LE PAYS DE LIÈGE ET LA FRANCE - La Révolution liégeoise de 1789 : oppositions et conflits de tendances.

Publié le par sorinabarjov

Oppositions et conflits de tendances1

Pendant le dernier trimestre de 1789 et le premier de 1790, la Révolution liégeoise piétina. L'occupation militaire prussienne en arrêta les "excès possibles", mais en consolida les premiers résultats.

Le dialogue se poursuivit entre Frédéric-Guillaume II et Hoensbroeck autour d'un projet de transaction, avec restauration au moins provisoire de l'ancien ordre des choses ; il n'aboutit à rien.

La Chambre impériale suspendit de nouvelles mesures d'exécution.

Le projet d' «Union des Belges et des Liégeois» (sous un régime intérieur de leur choix) sous la protection de la Prusse échoua.

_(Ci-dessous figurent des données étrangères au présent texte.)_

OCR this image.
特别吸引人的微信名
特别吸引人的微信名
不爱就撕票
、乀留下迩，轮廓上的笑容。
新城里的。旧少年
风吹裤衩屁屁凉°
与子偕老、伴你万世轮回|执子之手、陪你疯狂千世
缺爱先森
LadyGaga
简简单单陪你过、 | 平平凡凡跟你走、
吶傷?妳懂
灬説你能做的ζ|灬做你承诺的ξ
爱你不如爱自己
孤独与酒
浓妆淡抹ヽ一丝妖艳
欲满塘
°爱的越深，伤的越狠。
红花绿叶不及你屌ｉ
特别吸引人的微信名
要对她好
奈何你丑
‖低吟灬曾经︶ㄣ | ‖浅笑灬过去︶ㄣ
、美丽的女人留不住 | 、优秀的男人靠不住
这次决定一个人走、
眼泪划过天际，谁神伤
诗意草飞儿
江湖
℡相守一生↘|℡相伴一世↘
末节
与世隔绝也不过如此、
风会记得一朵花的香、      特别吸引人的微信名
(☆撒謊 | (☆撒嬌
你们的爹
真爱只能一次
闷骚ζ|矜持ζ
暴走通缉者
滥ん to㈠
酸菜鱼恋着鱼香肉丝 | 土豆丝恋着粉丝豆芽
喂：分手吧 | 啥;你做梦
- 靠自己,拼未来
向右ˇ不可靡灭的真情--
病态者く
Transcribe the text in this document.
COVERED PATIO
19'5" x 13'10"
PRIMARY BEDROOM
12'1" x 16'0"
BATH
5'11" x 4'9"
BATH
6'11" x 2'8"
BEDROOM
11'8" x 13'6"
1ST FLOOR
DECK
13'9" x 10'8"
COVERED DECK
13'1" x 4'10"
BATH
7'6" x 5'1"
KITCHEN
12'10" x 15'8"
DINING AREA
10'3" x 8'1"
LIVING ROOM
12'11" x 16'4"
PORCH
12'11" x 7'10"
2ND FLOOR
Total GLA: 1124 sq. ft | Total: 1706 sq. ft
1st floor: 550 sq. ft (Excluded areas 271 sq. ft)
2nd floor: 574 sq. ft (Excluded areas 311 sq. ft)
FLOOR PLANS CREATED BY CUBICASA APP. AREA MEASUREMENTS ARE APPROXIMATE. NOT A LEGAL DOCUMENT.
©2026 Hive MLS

Voyons  maintenant  quel  fut  le  comportement  des   différents  "partenaires sociaux", des diverses forces sociales de  l'époque en présence dans le Pays de Liège envers la Révolution.

 

La Cité de Liège2 :

  Pour les uns la Révolution était achevée. Tout au plus convenait-il de mettre en forme cons­titutionnelle les changements effectués. Et encore, pouvait-on concevoir cette régularisation par les moyens traditionnels ? C'est ainsi que Nobles et Chanoines l’entendaient : un recès unanime des Trois États et la sanction du Prince avec la signature de Chancelier.

  Mais en l'absence du Prince on pouvait concevoir aussi : soit un mode de délégation du Pouvoir exécutif, soit une coadjutorerie, soit une sorte de régence temporaire, à savoir la désignation d'un Mambour, comme au Moyen Âge.

  Mais pour d'autres ce n'était là qu'une première étape. Avant tout frappés du caractère dynamique de la Révolution française, certains auraient voulu voir disparaître les Ordres et se réunir une véritable Assemblée nationale, qui aurait bâti une nouvelle Constitution, avec à la base une Déclaration des droits de l'homme, et au sommet une sorte de Directoire républicain.

  Enfin, à ces deux courants, le conservateur et le progressiste, s'ajoutait celui qui se manifestait sporadiquement en un mouvement de masse, foncièrement populaire, quoique parfois mené par quelques individualités de second ordre. C'est celui qui avait assuré le succès de la Journée du 18 août, qui avait obtenu le 25 août l'abolition des impôts et qui, en octobre, avait tenté vainement de faire disparaître la garde patricienne.

  Au sein du Conseil de la Cité les deux premières tendances seules étaient représentées, mais cela suffisait à donner aux séances une chaleur et une effervescence que toutes les sources soulignent.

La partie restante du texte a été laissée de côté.